Elektronen in Atomen bewegen sich jedoch so schnell, dass es eine unvorstellbar kurze Belichtungszeit braucht, um ihre Position zu bestimmen. In der Physik spricht man dabei von sogenannten Attosekunden. Teilt man eine Sekunde durch 1.000, erhält man eine Millisekunde. Wiederholt man das weitere fünf Mal, kommt man auf eine Attosekunde.
Dieses vielversprechende Forschungsfeld heißt Ultrakurzzeitphysik, Femtosekundenphysik oder auch Attosekundenphysik. Sie beschäftigt sich mit Prozessen, die so schnell ablaufen, dass sie für das bloße Auge nicht sichtbar sind.
Extrem kurze Laserblitze
Den Preisträgern gelang es, extrem kurze Laserblitze mit einer Dauer im Attosekunden-Bereich zu erzeugen. "Die diesjährigen Preisträger haben eine Möglichkeit entwickelt, die Bewegung von Elektronen in Materialien zu fotografieren, wenn man so will", erklärt Mark Pearce, Mitglied des Nobelkomitees.

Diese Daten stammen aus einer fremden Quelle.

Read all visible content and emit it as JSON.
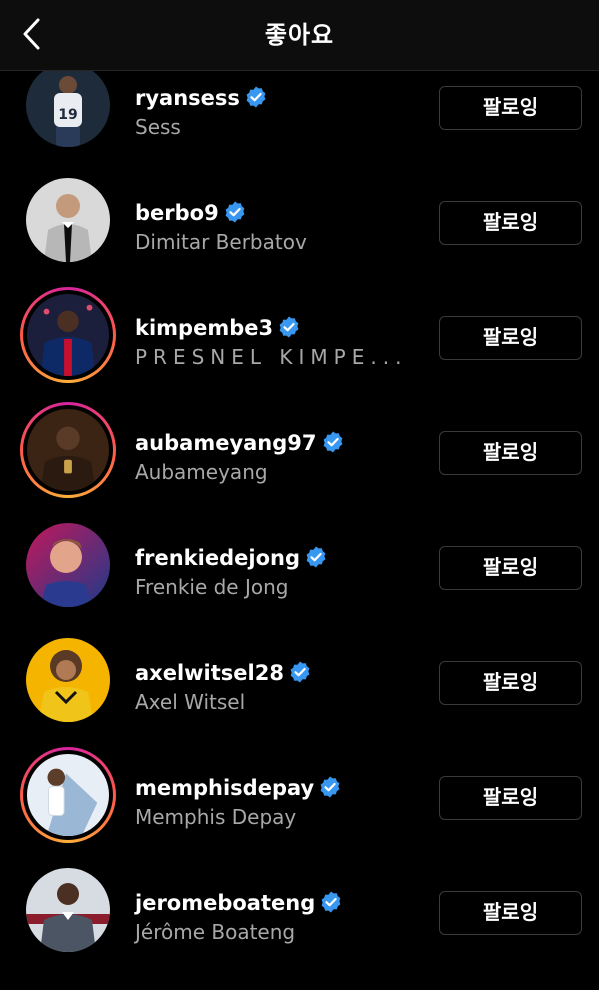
{
  "header": {
    "title": "좋아요",
    "back_icon": "chevron-left-icon"
  },
  "follow_label": "팔로잉",
  "users": [
    {
      "username": "ryansess",
      "full_name": "Sess",
      "verified": true,
      "story": false,
      "avatar_colors": [
        "#1e2b3a",
        "#c9d1dc"
      ]
    },
    {
      "username": "berbo9",
      "full_name": "Dimitar Berbatov",
      "verified": true,
      "story": false,
      "avatar_colors": [
        "#d9d9d9",
        "#b7b7b7"
      ]
    },
    {
      "username": "kimpembe3",
      "full_name": "PRESNEL KIMPE...",
      "verified": true,
      "story": true,
      "avatar_colors": [
        "#1b1f3b",
        "#0e2a66"
      ]
    },
    {
      "username": "aubameyang97",
      "full_name": "Aubameyang",
      "verified": true,
      "story": true,
      "avatar_colors": [
        "#3b2414",
        "#6b4323"
      ]
    },
    {
      "username": "frenkiedejong",
      "full_name": "Frenkie de Jong",
      "verified": true,
      "story": false,
      "avatar_colors": [
        "#c2185b",
        "#1e3a8a"
      ]
    },
    {
      "username": "axelwitsel28",
      "full_name": "Axel Witsel",
      "verified": true,
      "story": false,
      "avatar_colors": [
        "#f5b400",
        "#f0c419"
      ]
    },
    {
      "username": "memphisdepay",
      "full_name": "Memphis Depay",
      "verified": true,
      "story": true,
      "avatar_colors": [
        "#e8eef5",
        "#9bb7d6"
      ]
    },
    {
      "username": "jeromeboateng",
      "full_name": "Jérôme Boateng",
      "verified": true,
      "story": false,
      "avatar_colors": [
        "#d7dce3",
        "#8a1c2b"
      ]
    }
  ]
}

1987 legte L'Huillier die Grundsteine für die Forschung durch Experimente mit infrarotem Laserlicht, das sie durch ein Edelgas leitete und beobachtete, wie es sich dabei veränderte. Aufbauend auf den daraus gewonnenen Erkenntnissen gelang es Agostini und Krausz Anfang der 2000er-Jahre erstmals, Lichtblitze im Attosekunden-Bereich zu erzeugen.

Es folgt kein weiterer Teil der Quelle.